In this JPG, I found out that the cells circled by orange cannot extract by Aspose.

截圖 2025-04-29 下午5.08.10.jpg (310.4 KB)

Here is the sample pdf, thanks a lot
辦理壽險業務應行特別注意事項(113年2月修訂)-內網版-54-59辦理壽險業務應行特別注意事項(113年2月修訂)-內網版-54-59-1.pdf (354.3 KB)

@Rachel_Lee

It seems that you are experiencing issues with extracting merged cells using the Aspose PDF library’s TableAbsorber. This is a known challenge when dealing with tables that contain merged cells, as the TableAbsorber may not always correctly identify and extract these cells.

Here are a few suggestions that might help you resolve this issue:

  1. Use the Flow Engine: One potential solution is to enable the flow engine in the TableAbsorber. You can do this by setting the UseFlowEngine property to true. This can improve the recognition of tables and may help in extracting the merged cells more accurately. Here’s a code snippet to illustrate this:

    TableAbsorber absorber = new TableAbsorber();
    absorber.UseFlowEngine = true; // Enable the flow engine
    absorber.Visit(page); // Replace 'page' with your actual page object
    
  2. Check for Updates: Ensure that you are using the latest version of the Aspose PDF library. Sometimes, issues are resolved in newer releases, so updating to the latest version might provide better support for merged cells.
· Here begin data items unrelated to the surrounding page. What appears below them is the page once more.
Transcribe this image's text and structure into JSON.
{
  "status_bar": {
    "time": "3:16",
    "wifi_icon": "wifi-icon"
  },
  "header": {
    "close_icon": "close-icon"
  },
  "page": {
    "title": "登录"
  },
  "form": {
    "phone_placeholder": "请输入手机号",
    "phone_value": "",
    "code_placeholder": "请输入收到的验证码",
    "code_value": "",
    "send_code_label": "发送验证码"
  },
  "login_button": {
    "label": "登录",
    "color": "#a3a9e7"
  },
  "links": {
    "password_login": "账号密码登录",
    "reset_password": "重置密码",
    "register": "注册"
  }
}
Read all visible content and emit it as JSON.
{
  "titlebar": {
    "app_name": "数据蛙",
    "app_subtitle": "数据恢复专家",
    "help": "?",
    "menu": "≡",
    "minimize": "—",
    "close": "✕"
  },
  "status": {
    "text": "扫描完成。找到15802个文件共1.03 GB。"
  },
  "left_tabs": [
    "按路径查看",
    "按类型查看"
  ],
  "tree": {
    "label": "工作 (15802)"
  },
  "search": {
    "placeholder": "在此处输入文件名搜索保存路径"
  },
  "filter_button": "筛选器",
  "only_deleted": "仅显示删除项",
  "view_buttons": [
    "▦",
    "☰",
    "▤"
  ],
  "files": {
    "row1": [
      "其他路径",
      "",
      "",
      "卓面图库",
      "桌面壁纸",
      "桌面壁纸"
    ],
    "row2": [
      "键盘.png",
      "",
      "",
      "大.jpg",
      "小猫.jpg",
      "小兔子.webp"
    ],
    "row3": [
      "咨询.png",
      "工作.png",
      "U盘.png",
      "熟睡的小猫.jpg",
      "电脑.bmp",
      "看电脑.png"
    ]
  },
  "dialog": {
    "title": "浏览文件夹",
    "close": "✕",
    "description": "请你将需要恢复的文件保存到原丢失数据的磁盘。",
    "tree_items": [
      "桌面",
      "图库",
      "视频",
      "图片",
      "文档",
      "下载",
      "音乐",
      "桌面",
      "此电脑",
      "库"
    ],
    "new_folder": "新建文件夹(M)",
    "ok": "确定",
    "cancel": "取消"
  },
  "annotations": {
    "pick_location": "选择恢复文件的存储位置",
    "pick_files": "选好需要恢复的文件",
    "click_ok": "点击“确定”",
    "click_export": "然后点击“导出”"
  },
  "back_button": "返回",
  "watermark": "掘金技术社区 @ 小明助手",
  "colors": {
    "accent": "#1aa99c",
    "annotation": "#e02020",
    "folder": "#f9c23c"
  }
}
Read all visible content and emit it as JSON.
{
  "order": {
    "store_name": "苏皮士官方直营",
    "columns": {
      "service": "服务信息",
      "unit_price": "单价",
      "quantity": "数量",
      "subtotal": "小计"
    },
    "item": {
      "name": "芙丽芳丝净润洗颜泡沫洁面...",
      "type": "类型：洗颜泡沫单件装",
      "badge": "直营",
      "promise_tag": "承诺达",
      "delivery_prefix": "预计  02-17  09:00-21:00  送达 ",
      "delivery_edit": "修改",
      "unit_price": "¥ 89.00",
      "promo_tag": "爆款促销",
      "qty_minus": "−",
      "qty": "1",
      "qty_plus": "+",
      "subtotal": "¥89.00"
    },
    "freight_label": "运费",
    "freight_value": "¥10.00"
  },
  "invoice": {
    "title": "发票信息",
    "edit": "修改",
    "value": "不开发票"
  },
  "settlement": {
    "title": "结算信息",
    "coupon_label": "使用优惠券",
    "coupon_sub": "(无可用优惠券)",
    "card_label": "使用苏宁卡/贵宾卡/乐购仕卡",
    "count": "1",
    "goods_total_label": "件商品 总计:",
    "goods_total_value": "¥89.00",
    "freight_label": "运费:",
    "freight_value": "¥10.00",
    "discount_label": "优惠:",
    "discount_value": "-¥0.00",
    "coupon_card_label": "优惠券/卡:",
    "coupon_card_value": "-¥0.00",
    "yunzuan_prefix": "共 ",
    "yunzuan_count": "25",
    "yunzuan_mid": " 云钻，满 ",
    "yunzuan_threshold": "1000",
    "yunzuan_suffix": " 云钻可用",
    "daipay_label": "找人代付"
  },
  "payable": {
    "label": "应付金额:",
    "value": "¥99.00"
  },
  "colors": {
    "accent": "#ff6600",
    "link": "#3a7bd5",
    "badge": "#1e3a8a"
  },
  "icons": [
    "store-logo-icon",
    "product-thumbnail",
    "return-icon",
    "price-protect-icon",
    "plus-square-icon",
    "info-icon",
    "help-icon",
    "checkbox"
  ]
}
  3. Provide Feedback: If the problem persists, consider sharing a screenshot highlighting the merged cells along with the output you are currently receiving. This can help the support team understand the issue better and provide more targeted assistance.

  4. Explore Community Solutions: You may also want to check the Aspose community forums for similar issues. Other users may have encountered the same problem and could have shared their solutions or workarounds.

If you try these suggestions and still face difficulties, please feel free to reach out with more details, and I would be happy to assist further!

When I enable the flow engine, the row and column structure of the table becomes chaotic.
Is it possible to keep the table’s structure the same as when the flow engine is disabled, and still extract the cells?

@Rachel_Lee
I tried to reproduce on latest version with following

var input = InputFolder + "cell_extracting_issue.pdf";
var output = OutputFolder + "cell_extracting_issue.txt";

StringBuilder stringBuilder = new StringBuilder();
using (var document = new Aspose.Pdf.Document(input))
{
    foreach (var page in document.Pages)
    {
        Aspose.Pdf.Text.TableAbsorber absorber = new Aspose.Pdf.Text.TableAbsorber();
        absorber.Visit(page);
        foreach (var table in absorber.TableList)
        {
            foreach (var row in table.RowList)
            {
                foreach (var cell in row.CellList)
                {
                    var textfragment = new Aspose.Pdf.Text.TextFragment();
                    TextFragmentCollection textFragmentCollection = cell.TextFragments;
                    foreach (var fragment in textFragmentCollection)
                    {
                        string txt = "";
                        foreach (var seg in fragment.Segments)
                        {
                            txt += seg.Text;
                        }
                        stringBuilder.AppendLine(txt);
                        stringBuilder.AppendLine("__________________________________");
                    }
                }
            }
        }
        File.WriteAllText(output, stringBuilder.ToString());

    }
}

and here’s result
cell_extracting_issue.zip (1.5 KB)
In text output file there’s fragments that occur in cells you mentioned as missing
Screenshot_1.png (5.7 KB)
Could you specify if issue is tied to them missing completly or the way it’s extracted is the problem?
I used version Aspose Pdf 25.2

I purchased a license that only supports the version up to 24.1. If I want to upgrade to version 25.2, can I exchange the license, or do I need to purchase a new one?

@Rachel_Lee
I haven’t heard about license exchanging so I suppose the only way is to repurchase a new one.